Extensible and general – Provides a way to handle data types that are not directly supported.
Secure coding style – Uses a construct called UsefulBuf as a discipline for very safe coding and handling of binary data.
Small code size – In the smallest configuration the object code is less than 4KB on 64-bit x86 CPUs. The design is such that object code for QCBOR APIs not used is not referenced.
Clear documented public interface – The public interface is separated from the implementation. It can be put to use without reading the source.
Comprehensive test suite – Easy to verify on a new platform or OS with the test suite. The test suite dependencies are minimal and the same as the library's.
This version with spiffy decode in fall of 2020 is a big change from the previous versions but is thoroughly tested including regression for backwards compatibility with the previous version.
Should the previous version be necessary, it is available in the branch BeforeSpiffyDecode. Please file an issue in GitHub to report any problems.
QCBOR was originally developed by Qualcomm. It was open sourced through CAF with a permissive Linux license, September 2018 (thanks Qualcomm!).
This code in Laurence's GitHub has diverged from the CAF source with some simplifications, tidying up and feature additions.
There is a simple makefile for the UNIX style command line binary that compiles everything to run the tests.

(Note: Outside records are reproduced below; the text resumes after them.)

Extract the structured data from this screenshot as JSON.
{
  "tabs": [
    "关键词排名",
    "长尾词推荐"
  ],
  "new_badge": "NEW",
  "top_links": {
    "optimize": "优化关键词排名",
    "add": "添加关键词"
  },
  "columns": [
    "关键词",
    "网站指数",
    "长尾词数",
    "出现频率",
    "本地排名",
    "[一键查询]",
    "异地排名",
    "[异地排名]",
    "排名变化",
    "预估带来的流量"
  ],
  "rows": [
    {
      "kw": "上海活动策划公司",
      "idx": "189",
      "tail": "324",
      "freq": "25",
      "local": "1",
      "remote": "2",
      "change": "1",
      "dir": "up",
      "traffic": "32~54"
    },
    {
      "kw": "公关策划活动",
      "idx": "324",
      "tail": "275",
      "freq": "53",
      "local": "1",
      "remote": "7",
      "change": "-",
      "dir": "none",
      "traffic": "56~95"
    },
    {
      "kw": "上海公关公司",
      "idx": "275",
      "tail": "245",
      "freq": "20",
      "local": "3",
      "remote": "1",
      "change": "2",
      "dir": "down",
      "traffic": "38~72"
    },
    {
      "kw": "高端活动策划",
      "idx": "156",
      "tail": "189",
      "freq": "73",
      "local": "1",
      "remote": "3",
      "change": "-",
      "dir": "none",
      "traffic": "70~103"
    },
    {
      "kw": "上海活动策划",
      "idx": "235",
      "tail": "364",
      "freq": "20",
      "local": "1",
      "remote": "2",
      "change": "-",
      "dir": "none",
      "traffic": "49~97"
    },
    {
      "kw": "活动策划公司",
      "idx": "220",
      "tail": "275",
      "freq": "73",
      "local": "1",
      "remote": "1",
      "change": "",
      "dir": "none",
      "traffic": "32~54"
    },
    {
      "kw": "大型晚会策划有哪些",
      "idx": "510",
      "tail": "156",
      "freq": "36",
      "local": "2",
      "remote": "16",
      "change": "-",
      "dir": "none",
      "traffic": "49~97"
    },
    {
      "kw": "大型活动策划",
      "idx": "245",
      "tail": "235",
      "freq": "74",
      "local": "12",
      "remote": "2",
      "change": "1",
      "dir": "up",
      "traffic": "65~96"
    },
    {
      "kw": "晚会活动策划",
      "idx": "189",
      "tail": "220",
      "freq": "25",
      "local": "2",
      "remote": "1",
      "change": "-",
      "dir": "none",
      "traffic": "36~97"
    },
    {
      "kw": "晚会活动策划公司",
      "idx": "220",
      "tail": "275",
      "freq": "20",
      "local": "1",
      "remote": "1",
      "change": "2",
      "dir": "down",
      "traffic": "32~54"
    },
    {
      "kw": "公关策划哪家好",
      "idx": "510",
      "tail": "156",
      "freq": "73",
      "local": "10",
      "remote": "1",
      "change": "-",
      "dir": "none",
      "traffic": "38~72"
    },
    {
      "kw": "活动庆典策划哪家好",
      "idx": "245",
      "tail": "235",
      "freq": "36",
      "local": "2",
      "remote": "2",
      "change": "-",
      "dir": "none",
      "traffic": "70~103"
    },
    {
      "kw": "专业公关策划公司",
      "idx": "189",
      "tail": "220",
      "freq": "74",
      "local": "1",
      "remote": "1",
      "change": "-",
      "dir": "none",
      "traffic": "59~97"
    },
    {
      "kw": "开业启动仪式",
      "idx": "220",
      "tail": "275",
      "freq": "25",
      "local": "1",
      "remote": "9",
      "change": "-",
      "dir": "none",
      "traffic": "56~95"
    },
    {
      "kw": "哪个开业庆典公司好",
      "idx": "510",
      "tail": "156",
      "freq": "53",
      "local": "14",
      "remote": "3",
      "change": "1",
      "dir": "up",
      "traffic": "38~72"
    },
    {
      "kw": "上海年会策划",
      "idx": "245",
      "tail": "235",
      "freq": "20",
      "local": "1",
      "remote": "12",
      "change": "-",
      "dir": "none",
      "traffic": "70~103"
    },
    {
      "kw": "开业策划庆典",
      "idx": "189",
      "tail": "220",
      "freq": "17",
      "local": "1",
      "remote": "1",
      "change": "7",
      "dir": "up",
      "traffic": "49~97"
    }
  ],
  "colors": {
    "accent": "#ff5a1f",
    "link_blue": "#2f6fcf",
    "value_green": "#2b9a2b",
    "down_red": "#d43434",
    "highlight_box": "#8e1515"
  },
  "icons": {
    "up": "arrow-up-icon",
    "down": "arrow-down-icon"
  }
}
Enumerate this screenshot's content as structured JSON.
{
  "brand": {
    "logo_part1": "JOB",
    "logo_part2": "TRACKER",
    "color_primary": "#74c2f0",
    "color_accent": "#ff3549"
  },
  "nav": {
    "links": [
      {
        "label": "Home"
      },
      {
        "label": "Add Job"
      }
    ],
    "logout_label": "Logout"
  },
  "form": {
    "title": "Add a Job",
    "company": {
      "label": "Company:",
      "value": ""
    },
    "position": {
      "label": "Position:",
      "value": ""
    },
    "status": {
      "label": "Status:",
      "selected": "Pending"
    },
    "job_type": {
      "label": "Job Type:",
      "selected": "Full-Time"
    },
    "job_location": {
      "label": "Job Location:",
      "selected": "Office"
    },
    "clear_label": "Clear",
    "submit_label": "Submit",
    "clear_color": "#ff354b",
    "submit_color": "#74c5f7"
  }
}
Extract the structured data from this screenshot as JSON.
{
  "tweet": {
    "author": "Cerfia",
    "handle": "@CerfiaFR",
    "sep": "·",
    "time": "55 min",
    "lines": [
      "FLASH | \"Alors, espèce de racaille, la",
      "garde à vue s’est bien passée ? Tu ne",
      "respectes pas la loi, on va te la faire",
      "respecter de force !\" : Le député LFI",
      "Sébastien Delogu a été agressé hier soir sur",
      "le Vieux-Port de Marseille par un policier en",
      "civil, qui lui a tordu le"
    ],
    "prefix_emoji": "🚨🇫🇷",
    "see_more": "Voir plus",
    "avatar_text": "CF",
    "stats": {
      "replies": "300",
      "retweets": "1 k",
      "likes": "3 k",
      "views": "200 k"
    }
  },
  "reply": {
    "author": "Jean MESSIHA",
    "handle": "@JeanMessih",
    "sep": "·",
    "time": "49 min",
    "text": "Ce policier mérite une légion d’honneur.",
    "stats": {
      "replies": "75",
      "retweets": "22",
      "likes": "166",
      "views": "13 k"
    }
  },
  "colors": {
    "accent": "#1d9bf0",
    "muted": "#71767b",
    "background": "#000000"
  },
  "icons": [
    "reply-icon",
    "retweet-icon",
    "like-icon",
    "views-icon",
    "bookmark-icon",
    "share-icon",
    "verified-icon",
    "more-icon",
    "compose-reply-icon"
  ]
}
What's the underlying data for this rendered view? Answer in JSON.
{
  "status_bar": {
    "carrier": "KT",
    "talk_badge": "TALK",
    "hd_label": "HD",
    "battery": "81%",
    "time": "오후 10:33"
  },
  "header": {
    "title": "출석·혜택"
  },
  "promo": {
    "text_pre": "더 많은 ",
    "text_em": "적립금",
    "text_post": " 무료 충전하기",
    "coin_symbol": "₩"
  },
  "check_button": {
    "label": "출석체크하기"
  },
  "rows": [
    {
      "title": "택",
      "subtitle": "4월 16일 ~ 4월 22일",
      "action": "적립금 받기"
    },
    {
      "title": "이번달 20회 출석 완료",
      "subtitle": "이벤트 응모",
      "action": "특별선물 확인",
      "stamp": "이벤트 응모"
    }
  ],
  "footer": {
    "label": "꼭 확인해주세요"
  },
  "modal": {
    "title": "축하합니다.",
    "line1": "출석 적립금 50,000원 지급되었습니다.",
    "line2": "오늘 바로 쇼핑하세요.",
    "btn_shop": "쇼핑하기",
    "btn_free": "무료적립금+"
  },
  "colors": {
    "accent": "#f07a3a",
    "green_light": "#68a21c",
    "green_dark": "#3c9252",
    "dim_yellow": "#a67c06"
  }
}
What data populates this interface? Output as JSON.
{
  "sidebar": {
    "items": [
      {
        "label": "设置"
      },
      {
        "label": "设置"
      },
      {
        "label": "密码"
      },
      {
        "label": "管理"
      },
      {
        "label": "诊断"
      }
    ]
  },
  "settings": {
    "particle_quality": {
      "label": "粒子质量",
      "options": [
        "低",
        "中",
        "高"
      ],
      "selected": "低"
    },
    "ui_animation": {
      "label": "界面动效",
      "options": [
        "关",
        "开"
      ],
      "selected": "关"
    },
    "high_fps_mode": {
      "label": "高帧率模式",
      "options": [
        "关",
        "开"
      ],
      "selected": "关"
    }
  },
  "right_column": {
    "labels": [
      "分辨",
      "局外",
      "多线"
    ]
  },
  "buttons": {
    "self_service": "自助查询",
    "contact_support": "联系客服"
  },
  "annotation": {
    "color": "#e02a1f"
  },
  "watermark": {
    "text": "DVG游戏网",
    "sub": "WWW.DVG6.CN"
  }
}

These eleven files, the contents of the src and inc directories, make up the entire implementation.
For most use cases you should just be able to add them to your project. Hopefully the easy portability of this implementation makes this work straight away, whatever your development environment is.
The test directory includes the tests that are nearly as portable as the main implementation. If your development environment doesn't support UNIX style command line and make, you should be able to make a simple project and add the test files to it. Then just call RunTests() to invoke them all.
While this code will run fine without configuration, there are several C pre processor macros that can be #defined in order to:
See the comment sections on "Configuration" in inc/UsefulBuf.h and the pre processor defines that start with QCBOR_DISABLE_XXX.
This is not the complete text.